4) Security Configuration: This is one of the most complex bit. Different technologies talking to each other would be communicating mostly through Windows Integrated Authentication or Active Directory Federation Services ( Windows Identity Foundation / Single Sign-On) configured with a claims / token based mechanism. It is quite possible that development environments can have different security configuration than other environments. During development this goes easily out of focus and the prize to pay for this is very heavy afterwards.
Site Collections / Web applications created on MOSS would be using HTTP / HTTPS with certificates which would need to be installed and configured on the site. Corporate policy might not allow you to copy certificates across servers, and this may come to light only when you might want to deploy your solution and infrastructure teams would raise a red flag for certificates.
I have been personally evident of a scenario where different developers developed their SSIS packages with ProtectionLevel property of the package set to EncryptSensitiveWithUserKey. Developers keep joining and leaving the team and they log on to systems using their Active Directory IDs. When the solution was deployed on a different environment, the solution started failing. Now these packages can be fixed only using the credentials of the users who developed them, and this iceberg almost sank the ship.
5) Automation: Many things are done manually like executing DB Scripts, deploying SSRS reports using BIDS, deploying MOSS site using Sharepoint Designer.
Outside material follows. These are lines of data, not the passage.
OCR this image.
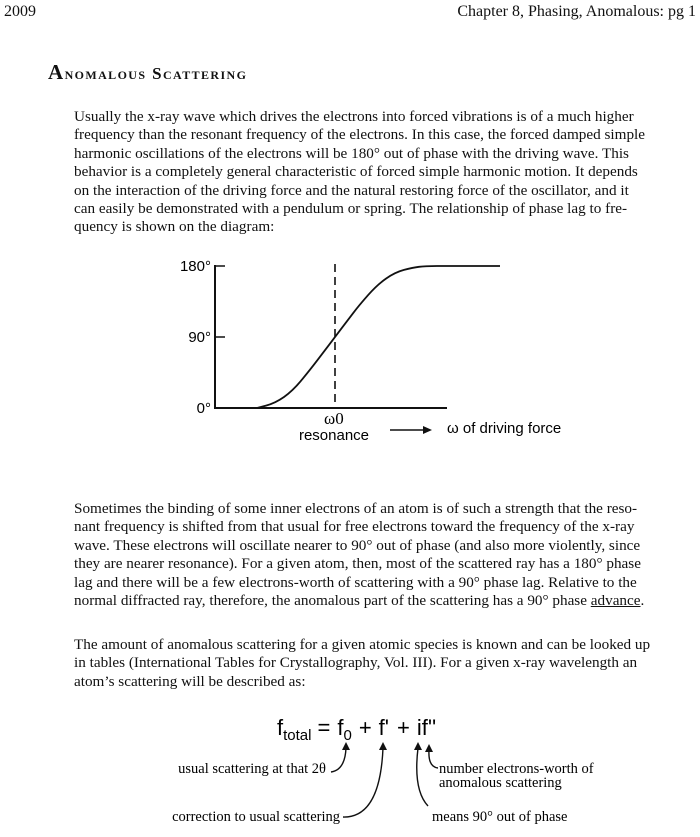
2009	Chapter 8, Phasing, Anomalous: pg 1
Anomalous Scattering
Usually the x-ray wave which drives the electrons into forced vibrations is of a much higher
frequency than the resonant frequency of the electrons. In this case, the forced damped simple
harmonic oscillations of the electrons will be 180° out of phase with the driving wave. This
behavior is a completely general characteristic of forced simple harmonic motion. It depends
on the interaction of the driving force and the natural restoring force of the oscillator, and it
can easily be demonstrated with a pendulum or spring. The relationship of phase lag to fre-
quency is shown on the diagram:
180°
90°
0°
ω0
resonance	ω of driving force
$f_{total} = f_0 + f' + if''$
usual scattering at that 2θ
correction to usual scattering
number electrons-worth of
anomalous scattering
means 90° out of phase
Sometimes the binding of some inner electrons of an atom is of such a strength that the reso-
nant frequency is shifted from that usual for free electrons toward the frequency of the x-ray
wave. These electrons will oscillate nearer to 90° out of phase (and also more violently, since
they are nearer resonance). For a given atom, then, most of the scattered ray has a 180° phase
lag and there will be a few electrons-worth of scattering with a 90° phase lag. Relative to the
normal diffracted ray, therefore, the anomalous part of the scattering has a 90° phase advance.
The amount of anomalous scattering for a given atomic species is known and can be looked up
in tables (International Tables for Crystallography, Vol. III). For a given x-ray wavelength an
atom’s scattering will be described as:
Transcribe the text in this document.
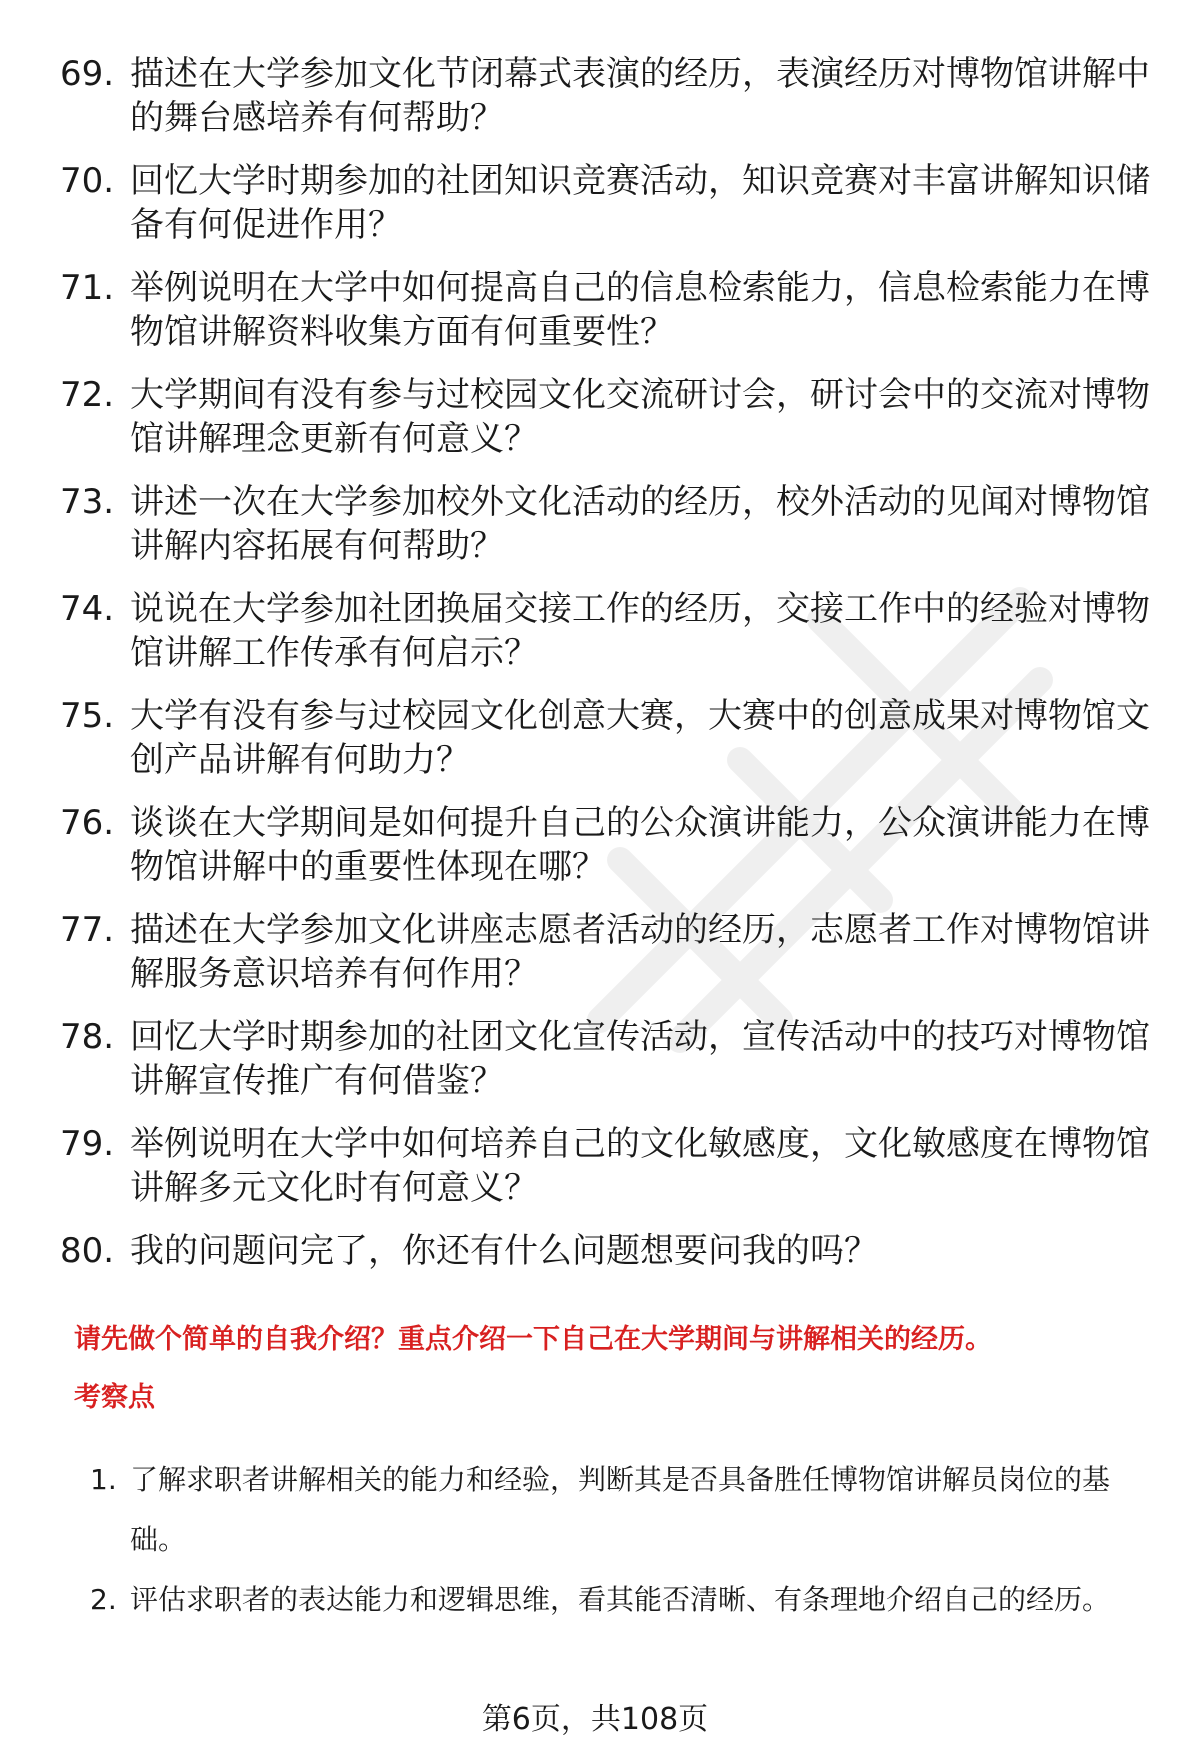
69. 描述在大学参加文化节闭幕式表演的经历，表演经历对博物馆讲解中的舞台感培养有何帮助？
70. 回忆大学时期参加的社团知识竞赛活动，知识竞赛对丰富讲解知识储备有何促进作用？
71. 举例说明在大学中如何提高自己的信息检索能力，信息检索能力在博物馆讲解资料收集方面有何重要性？
72. 大学期间有没有参与过校园文化交流研讨会，研讨会中的交流对博物馆讲解理念更新有何意义？
73. 讲述一次在大学参加校外文化活动的经历，校外活动的见闻对博物馆讲解内容拓展有何帮助？
74. 说说在大学参加社团换届交接工作的经历，交接工作中的经验对博物馆讲解工作传承有何启示？
75. 大学有没有参与过校园文化创意大赛，大赛中的创意成果对博物馆文创产品讲解有何助力？
76. 谈谈在大学期间是如何提升自己的公众演讲能力，公众演讲能力在博物馆讲解中的重要性体现在哪？
77. 描述在大学参加文化讲座志愿者活动的经历，志愿者工作对博物馆讲解服务意识培养有何作用？
78. 回忆大学时期参加的社团文化宣传活动，宣传活动中的技巧对博物馆讲解宣传推广有何借鉴？
79. 举例说明在大学中如何培养自己的文化敏感度，文化敏感度在博物馆讲解多元文化时有何意义？
80. 我的问题问完了，你还有什么问题想要问我的吗？
请先做个简单的自我介绍？重点介绍一下自己在大学期间与讲解相关的经历。
考察点
1. 了解求职者讲解相关的能力和经验，判断其是否具备胜任博物馆讲解员岗位的基础。
2. 评估求职者的表达能力和逻辑思维，看其能否清晰、有条理地介绍自己的经历。
第6页，共108页
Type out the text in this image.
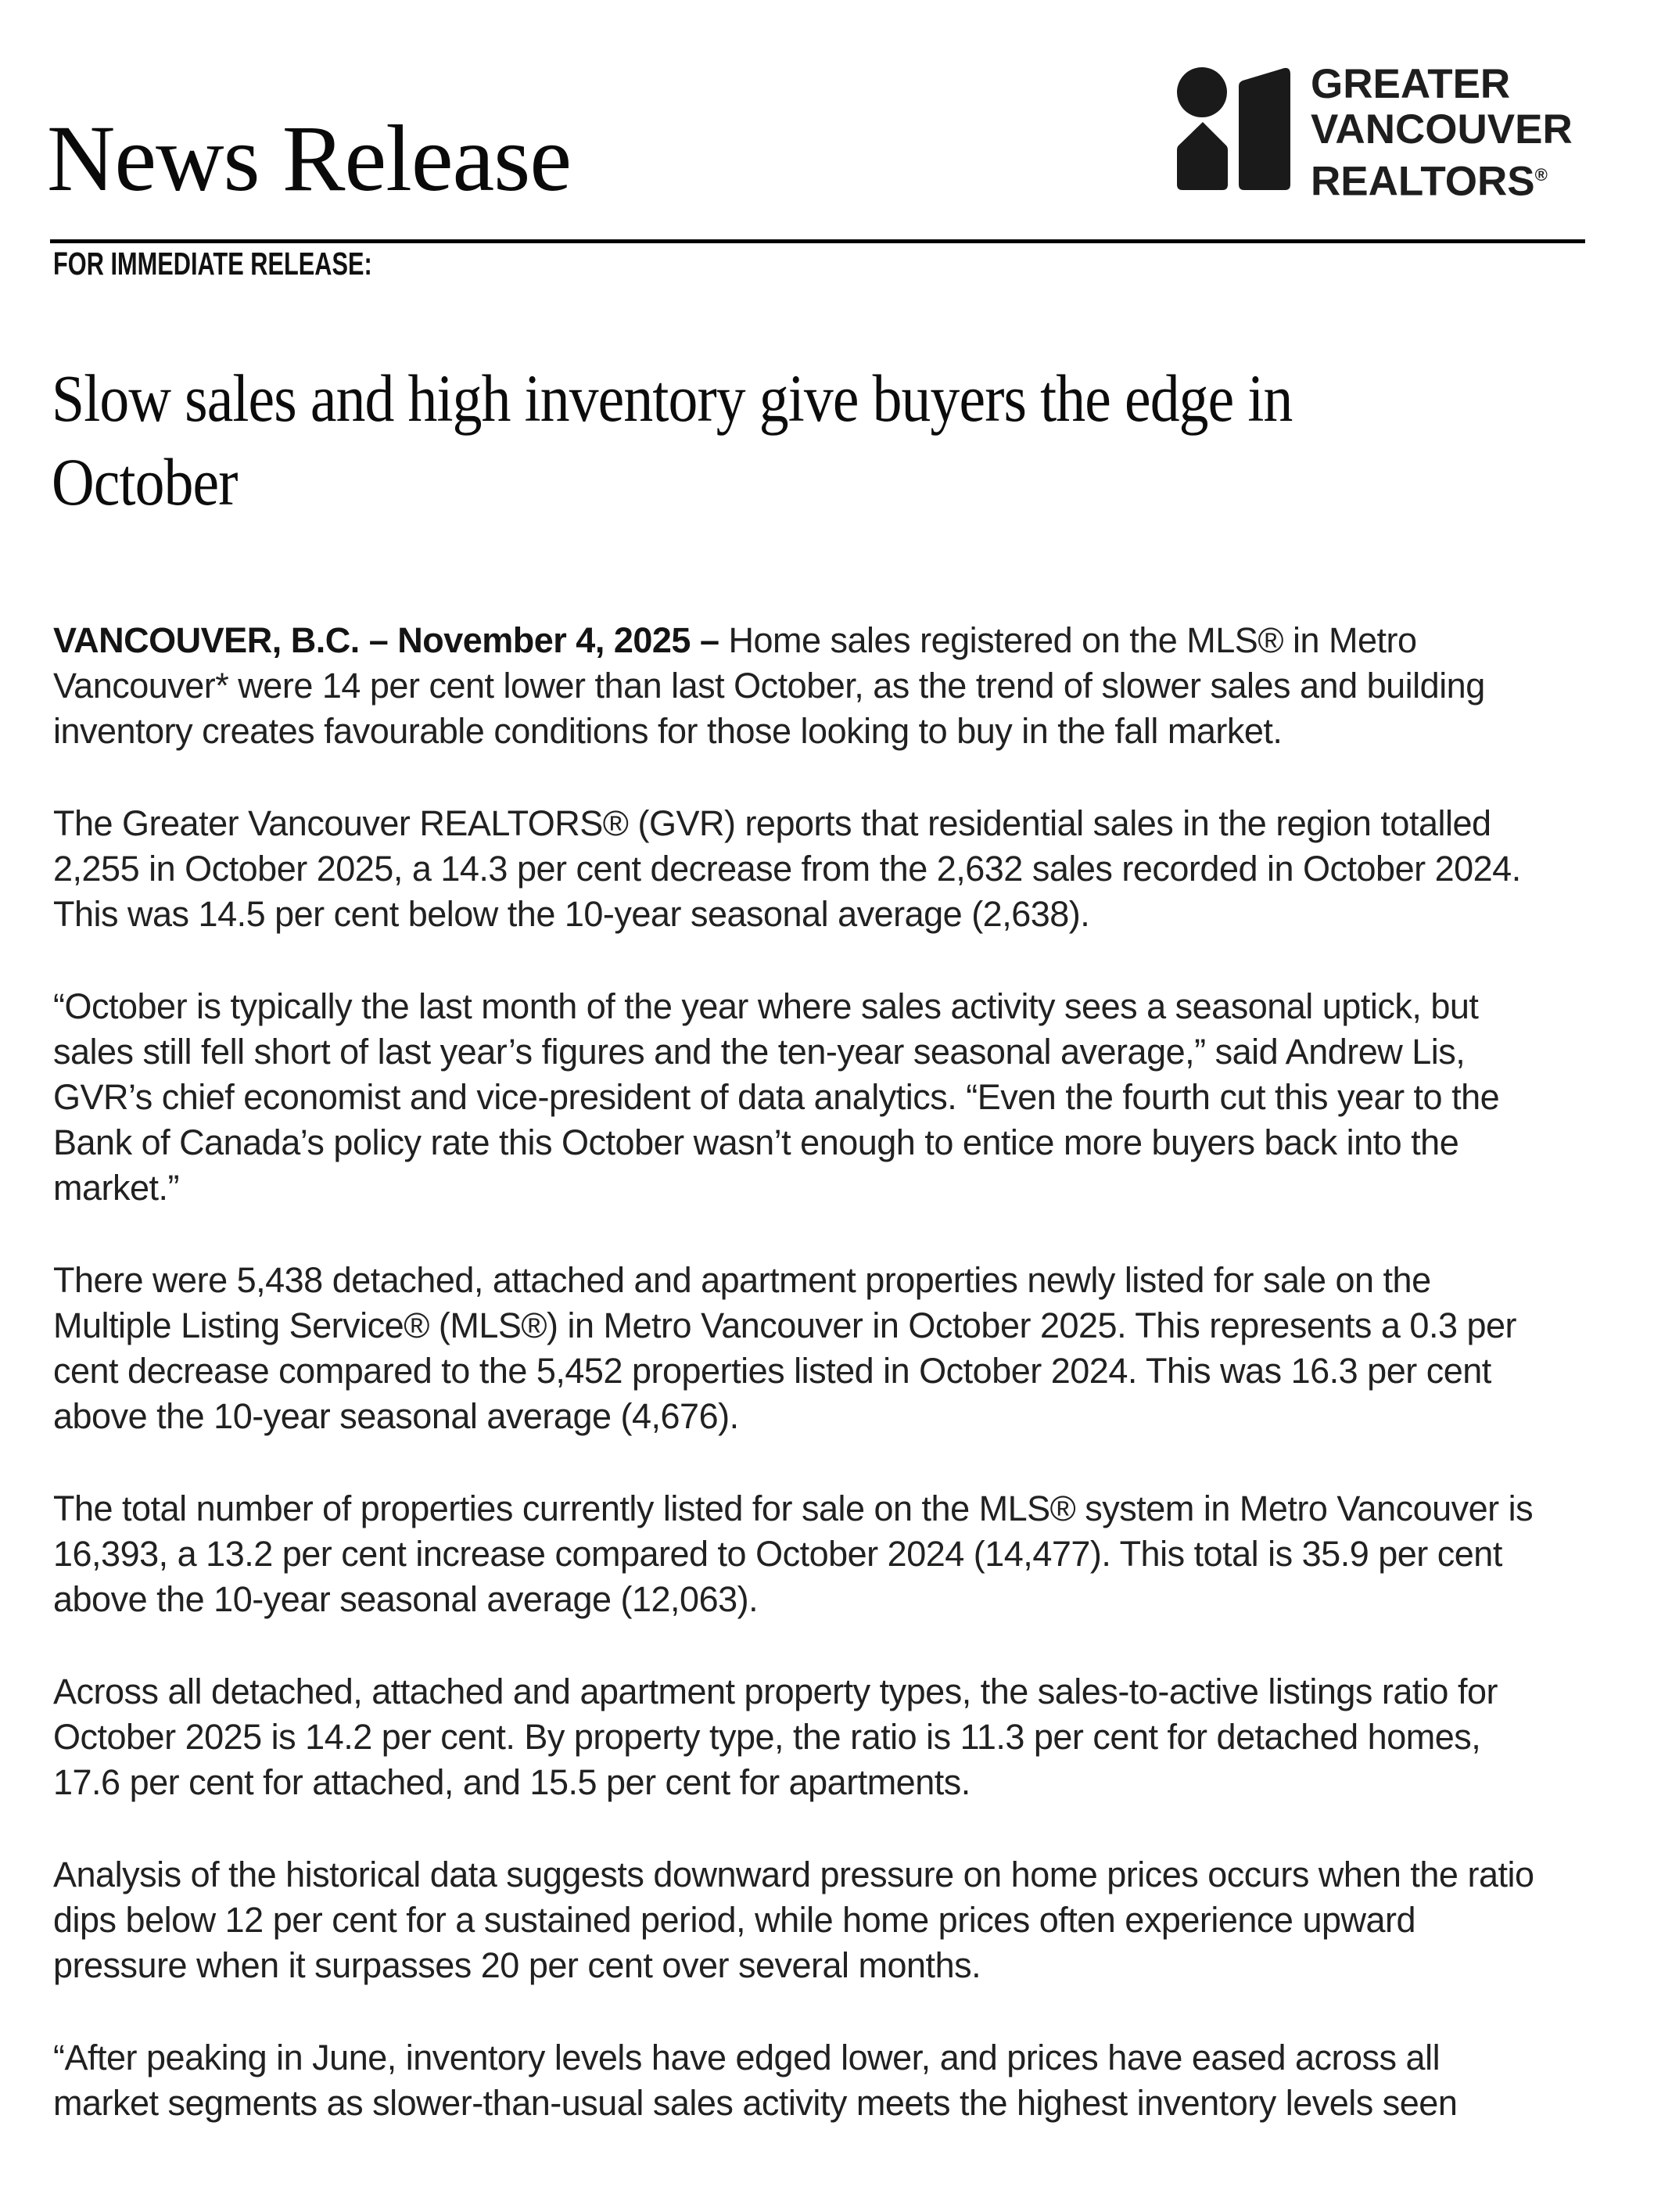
News Release
GREATER
VANCOUVER
REALTORS®

FOR IMMEDIATE RELEASE:

Slow sales and high inventory give buyers the edge in
October

VANCOUVER, B.C. – November 4, 2025 – Home sales registered on the MLS® in Metro Vancouver* were 14 per cent lower than last October, as the trend of slower sales and building inventory creates favourable conditions for those looking to buy in the fall market.

The Greater Vancouver REALTORS® (GVR) reports that residential sales in the region totalled 2,255 in October 2025, a 14.3 per cent decrease from the 2,632 sales recorded in October 2024. This was 14.5 per cent below the 10-year seasonal average (2,638).

“October is typically the last month of the year where sales activity sees a seasonal uptick, but sales still fell short of last year’s figures and the ten-year seasonal average,” said Andrew Lis, GVR’s chief economist and vice-president of data analytics. “Even the fourth cut this year to the Bank of Canada’s policy rate this October wasn’t enough to entice more buyers back into the market.”

There were 5,438 detached, attached and apartment properties newly listed for sale on the Multiple Listing Service® (MLS®) in Metro Vancouver in October 2025. This represents a 0.3 per cent decrease compared to the 5,452 properties listed in October 2024. This was 16.3 per cent above the 10-year seasonal average (4,676).

The total number of properties currently listed for sale on the MLS® system in Metro Vancouver is 16,393, a 13.2 per cent increase compared to October 2024 (14,477). This total is 35.9 per cent above the 10-year seasonal average (12,063).

Across all detached, attached and apartment property types, the sales-to-active listings ratio for October 2025 is 14.2 per cent. By property type, the ratio is 11.3 per cent for detached homes, 17.6 per cent for attached, and 15.5 per cent for apartments.

Analysis of the historical data suggests downward pressure on home prices occurs when the ratio dips below 12 per cent for a sustained period, while home prices often experience upward pressure when it surpasses 20 per cent over several months.

“After peaking in June, inventory levels have edged lower, and prices have eased across all market segments as slower-than-usual sales activity meets the highest inventory levels seen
You would find yourself with a new development cycle, when infrastructure teams responsible for staging and production environments would refrain you from access to these environments.
6) Shared environments: Solutions that are equipped with exclusive servers are quite lucky and also are generally first of their breed or mission critical. In any organization that is having an infrastructure setup in data centres for their IT Services would have shared environment for different application services like SSRS Reporting Servers, MOSS Application Servers etc. One may overlook this detail considering that fact that the same version of the service is used. But at certain levels overlooking key piece of information can be very heavy, for example, one may change web.config file which is the configuration file for entire server. Shared servers would be catering an array of applications, so when you deploy your solution you would not have the luxury of changing these files. At this point again your solution would fail.
Planning your infrastructure followed by deployment can provide insight into many restrictions and dependencies that you may discover very late. And such discoveries can either break your solution or invite a huge effort to develop your deployment setup. Remember one thing, "Failing to Plan means Planning to Fail" !!